In [1]:
import pandas as pd
import numpy as np
import json
from sklearn.preprocessing import MinMaxScaler, OneHotEncoder

In [2]:
# Load dataset
df = pd.read_csv("products.csv")

In [3]:
# Parse JSON specifications into a structured DataFrame
def parse_specs(spec_str):
    try:
        return json.loads(spec_str.replace("'", '"'))
    except:
        return {}

In [4]:
df['specs'] = df['specifications'].apply(parse_specs)
specs_df = pd.json_normalize(df['specs'])
df = pd.concat([df, specs_df], axis=1)

In [5]:
df.head()

Unnamed: 0,product_id,product_name,category,specifications,specs,voltage_rating,width,color,temperature_range,voltage,...,cordless,max_wattage,smart_home_compatible,wattage,base_type,lumens,color_temp,max_torque,battery_type,weight
0,P1001,3M 2.5mm Electrical Tape,Electrical Supplies,"{'voltage_rating': '600V', 'width': '19mm', 'c...","{'voltage_rating': '600V', 'width': '19mm', 'c...",600V,19mm,Black,-18C to 105C,,...,,,,,,,,,,
1,P1002,Hubbell 20A Duplex Receptacle,Electrical Supplies,"{'voltage': '120V', 'current': '20A', 'color':...","{'voltage': '120V', 'current': '20A', 'color':...",,,White,,120V,...,,,,,,,,,,
2,P1003,Southwire 12/2 NM-B Cable,Electrical Supplies,"{'gauge': '12 AWG', 'conductor_material': 'Cop...","{'gauge': '12 AWG', 'conductor_material': 'Cop...",600V,,,,,...,,,,,,,,,,
3,P1004,Leviton Decora Smart Switch,Electrical Supplies,"{'voltage': '120V', 'wifi': 'Yes', 'load_type'...","{'voltage': '120V', 'wifi': 'Yes', 'load_type'...",,,,,120V,...,,,,,,,,,,
4,P1005,Klein Tools Diagonal Cutters,Tools,"{'length': '7 inch', 'material': 'High-carbon ...","{'length': '7 inch', 'material': 'High-carbon ...",,,,,,...,,,,,,,,,,


## Handlish missing values & Normalize

In [7]:
# Fill missing numerical specs with median
num_cols = specs_df.select_dtypes(include=np.number).columns
df[num_cols] = df[num_cols].fillna(df[num_cols].median())

In [8]:
# Fill missing categorical specs with mode
cat_cols = specs_df.select_dtypes(exclude=np.number).columns
df[cat_cols] = df[cat_cols].fillna(df[cat_cols].mode().iloc[0])

In [9]:
# Normalize numerical features
scaler = MinMaxScaler()
df[num_cols] = scaler.fit_transform(df[num_cols])

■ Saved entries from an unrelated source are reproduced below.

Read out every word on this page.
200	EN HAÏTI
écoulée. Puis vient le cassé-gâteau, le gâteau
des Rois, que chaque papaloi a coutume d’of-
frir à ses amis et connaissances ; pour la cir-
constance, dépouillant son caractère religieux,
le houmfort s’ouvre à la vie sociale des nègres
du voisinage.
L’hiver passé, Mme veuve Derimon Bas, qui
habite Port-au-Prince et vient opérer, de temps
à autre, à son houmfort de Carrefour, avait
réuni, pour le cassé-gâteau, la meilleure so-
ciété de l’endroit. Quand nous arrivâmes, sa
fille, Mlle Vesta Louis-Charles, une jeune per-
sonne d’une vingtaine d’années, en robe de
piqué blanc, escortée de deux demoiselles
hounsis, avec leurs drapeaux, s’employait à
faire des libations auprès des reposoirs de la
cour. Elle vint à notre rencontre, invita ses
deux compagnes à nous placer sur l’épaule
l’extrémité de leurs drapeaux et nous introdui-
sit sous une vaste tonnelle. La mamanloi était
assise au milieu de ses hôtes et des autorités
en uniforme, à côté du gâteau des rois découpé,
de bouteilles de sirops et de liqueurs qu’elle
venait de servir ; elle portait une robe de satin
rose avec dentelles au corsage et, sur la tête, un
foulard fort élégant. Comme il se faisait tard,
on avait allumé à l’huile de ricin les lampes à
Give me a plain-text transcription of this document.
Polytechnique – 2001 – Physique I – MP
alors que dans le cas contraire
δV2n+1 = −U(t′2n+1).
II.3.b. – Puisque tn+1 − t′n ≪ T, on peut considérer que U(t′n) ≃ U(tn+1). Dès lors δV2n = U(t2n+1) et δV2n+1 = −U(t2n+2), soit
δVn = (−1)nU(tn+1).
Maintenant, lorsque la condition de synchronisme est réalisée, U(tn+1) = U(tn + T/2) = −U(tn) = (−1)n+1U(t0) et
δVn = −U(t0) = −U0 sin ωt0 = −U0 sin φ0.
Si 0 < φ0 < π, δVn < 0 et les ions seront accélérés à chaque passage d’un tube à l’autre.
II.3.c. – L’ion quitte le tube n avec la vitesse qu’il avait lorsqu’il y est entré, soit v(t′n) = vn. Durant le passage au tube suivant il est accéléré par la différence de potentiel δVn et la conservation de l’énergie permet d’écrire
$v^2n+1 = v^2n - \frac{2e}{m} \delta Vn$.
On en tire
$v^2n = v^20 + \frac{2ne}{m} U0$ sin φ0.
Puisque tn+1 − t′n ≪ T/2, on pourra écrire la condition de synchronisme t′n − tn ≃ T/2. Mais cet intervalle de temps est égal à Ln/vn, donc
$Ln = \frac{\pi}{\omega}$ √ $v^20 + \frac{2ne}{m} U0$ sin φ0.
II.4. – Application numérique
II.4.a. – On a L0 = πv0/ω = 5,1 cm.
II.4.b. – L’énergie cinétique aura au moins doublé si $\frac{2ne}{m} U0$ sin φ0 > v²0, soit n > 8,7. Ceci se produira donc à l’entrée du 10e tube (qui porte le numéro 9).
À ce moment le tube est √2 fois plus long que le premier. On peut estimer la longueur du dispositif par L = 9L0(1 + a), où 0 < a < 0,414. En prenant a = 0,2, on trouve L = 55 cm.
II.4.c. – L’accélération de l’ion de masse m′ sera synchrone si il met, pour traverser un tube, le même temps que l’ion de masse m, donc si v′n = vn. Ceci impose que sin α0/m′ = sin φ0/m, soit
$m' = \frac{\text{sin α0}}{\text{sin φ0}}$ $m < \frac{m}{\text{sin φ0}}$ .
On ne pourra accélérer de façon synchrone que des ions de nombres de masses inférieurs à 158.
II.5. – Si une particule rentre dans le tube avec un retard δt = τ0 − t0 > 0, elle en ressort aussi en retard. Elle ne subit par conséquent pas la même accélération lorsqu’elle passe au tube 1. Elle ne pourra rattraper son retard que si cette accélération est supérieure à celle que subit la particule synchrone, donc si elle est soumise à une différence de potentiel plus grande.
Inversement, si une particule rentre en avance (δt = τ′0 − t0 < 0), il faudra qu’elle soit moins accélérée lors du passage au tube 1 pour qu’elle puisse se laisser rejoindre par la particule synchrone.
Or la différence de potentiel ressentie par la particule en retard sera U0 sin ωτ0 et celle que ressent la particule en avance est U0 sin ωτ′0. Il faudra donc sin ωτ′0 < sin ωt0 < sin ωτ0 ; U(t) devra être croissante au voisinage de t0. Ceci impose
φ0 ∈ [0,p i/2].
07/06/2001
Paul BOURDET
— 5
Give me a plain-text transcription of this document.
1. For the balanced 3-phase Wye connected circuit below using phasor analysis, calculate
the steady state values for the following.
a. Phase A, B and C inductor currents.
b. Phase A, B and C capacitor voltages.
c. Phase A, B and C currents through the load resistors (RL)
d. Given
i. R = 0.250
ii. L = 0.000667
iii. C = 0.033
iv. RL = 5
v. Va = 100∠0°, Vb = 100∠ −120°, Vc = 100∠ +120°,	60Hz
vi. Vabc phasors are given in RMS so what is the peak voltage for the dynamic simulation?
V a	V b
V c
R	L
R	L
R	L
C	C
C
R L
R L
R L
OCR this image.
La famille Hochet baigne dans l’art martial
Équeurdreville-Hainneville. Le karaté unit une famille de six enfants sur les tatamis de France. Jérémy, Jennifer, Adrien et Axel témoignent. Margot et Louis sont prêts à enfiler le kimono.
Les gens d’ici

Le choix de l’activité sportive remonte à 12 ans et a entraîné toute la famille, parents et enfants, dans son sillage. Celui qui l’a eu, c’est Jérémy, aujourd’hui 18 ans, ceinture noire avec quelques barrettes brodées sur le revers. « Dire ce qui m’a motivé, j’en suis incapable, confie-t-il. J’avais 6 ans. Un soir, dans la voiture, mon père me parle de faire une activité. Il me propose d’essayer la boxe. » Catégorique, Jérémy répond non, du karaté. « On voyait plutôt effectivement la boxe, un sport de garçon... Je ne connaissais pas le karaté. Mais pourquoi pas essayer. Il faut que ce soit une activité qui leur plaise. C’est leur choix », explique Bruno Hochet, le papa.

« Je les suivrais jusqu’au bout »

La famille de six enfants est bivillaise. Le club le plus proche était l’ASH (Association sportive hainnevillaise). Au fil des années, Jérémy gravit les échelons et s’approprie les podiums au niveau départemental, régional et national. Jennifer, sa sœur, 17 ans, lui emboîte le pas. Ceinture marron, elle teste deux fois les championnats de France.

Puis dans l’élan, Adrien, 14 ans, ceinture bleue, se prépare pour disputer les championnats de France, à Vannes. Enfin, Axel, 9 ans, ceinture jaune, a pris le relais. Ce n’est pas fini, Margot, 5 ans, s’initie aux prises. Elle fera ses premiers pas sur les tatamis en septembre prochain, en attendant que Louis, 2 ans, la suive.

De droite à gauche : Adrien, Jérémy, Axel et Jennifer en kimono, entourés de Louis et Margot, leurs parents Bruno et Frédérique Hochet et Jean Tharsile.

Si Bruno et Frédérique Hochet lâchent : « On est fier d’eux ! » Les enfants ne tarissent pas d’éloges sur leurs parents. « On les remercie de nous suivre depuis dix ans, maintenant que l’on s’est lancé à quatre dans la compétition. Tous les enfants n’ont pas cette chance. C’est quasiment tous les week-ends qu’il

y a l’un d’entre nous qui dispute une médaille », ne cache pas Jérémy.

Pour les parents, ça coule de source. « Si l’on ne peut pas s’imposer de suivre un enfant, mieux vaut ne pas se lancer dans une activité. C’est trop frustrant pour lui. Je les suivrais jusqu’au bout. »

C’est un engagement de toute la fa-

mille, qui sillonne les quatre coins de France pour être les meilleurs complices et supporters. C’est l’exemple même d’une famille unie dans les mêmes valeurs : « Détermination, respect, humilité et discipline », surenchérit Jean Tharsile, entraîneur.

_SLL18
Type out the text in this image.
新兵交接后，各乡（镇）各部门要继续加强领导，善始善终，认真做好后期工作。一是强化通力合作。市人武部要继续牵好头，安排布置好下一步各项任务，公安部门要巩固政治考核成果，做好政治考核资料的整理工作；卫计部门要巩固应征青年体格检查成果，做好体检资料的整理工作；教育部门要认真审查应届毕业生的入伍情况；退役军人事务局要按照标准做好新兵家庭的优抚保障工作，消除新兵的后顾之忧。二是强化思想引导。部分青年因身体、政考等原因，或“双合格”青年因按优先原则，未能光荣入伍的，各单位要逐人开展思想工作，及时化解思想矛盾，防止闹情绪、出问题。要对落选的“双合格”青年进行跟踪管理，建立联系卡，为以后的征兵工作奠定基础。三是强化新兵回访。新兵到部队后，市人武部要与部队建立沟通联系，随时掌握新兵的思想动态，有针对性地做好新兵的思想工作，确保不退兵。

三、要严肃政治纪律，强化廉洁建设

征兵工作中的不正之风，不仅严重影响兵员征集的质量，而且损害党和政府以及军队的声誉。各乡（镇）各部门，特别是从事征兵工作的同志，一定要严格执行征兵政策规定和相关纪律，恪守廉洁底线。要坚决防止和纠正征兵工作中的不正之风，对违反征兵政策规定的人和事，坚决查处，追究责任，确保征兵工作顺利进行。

ValueError: at least one array or dtype is required

## Featue Encoding

In [None]:
# One-hot encode categorical features
encoder = OneHotEncoder(sparse=False, handle_unknown='ignore')
encoded_cats = encoder.fit_transform(df[cat_cols])
encoded_cats_df = pd.DataFrame(encoded_cats, columns=encoder.get_feature_names_out(cat_cols))

In [None]:
# Combine all features
final_features = pd.concat([df[num_cols], encoded_cats_df], axis=1)

## Product Matching Model - Cosine Similarity

In [None]:
from sklearn.metrics.pairwise import cosine_similarity

In [None]:
# Compute pairwise cosine similarity
similarity_matrix = cosine_similarity(final_features)

In [None]:
# Convert to DataFrame for easy lookup
similarity_df = pd.DataFrame(
    similarity_matrix,
    index=df['product_id'],
    columns=df['product_id']
)

## Implement Similar Product Finder

In [None]:
def find_similar_products(product_id, n=3):
    """Returns top n most similar products based on specs."""
    similar_products = (
        similarity_df[product_id]
        .sort_values(ascending=False)
        .iloc[1:n+1]  # Skip self-match
        .index
        .tolist()
    )
    return similar_products

## Recommendation System

In [None]:
from sklearn.feature_extraction.text import TfidfVectorizer

In [None]:
# Combine product name and specs into a text feature
df['text_features'] = df['product_name'] + " " + df['specifications']

In [None]:
# Vectorize text
tfidf = TfidfVectorizer(stop_words='english')
tfidf_matrix = tfidf.fit_transform(df['text_features'])

In [None]:
# Compute similarity
text_similarity = cosine_similarity(tfidf_matrix)

def recommend_alternatives(product_id, n=3):
    """Recommends alternatives using product descriptions."""
    idx = df.index[df['product_id'] == product_id].tolist()[0]
    sim_scores = list(enumerate(text_similarity[idx]))
    sim_scores = sorted(sim_scores, key=lambda x: x[1], reverse=True)
    sim_scores = sim_scores[1:n+1]  # Skip self-match
    similar_products = [df.iloc[i[0]]['product_id'] for i in sim_scores]
    return similar_products

## Hybrid Approaches (Specks + Categories)

In [None]:
from sklearn.neighbors import NearestNeighbors

In [None]:
# Combine numerical specs and encoded categories
X = final_features.values

In [None]:
# Fit KNN model
knn = NearestNeighbors(n_neighbors=4, metric='cosine')
knn.fit(X)

In [None]:
def recommend_alternatives(product_id, n=3):
    """Recommends alternatives using KNN on feature space."""
    idx = df.index[df['product_id'] == product_id].tolist()[0]
    distances, indices = knn.kneighbors([X[idx]])
    similar_products = df.iloc[indices[0][1:n+1]]['product_id'].tolist()
    return similar_products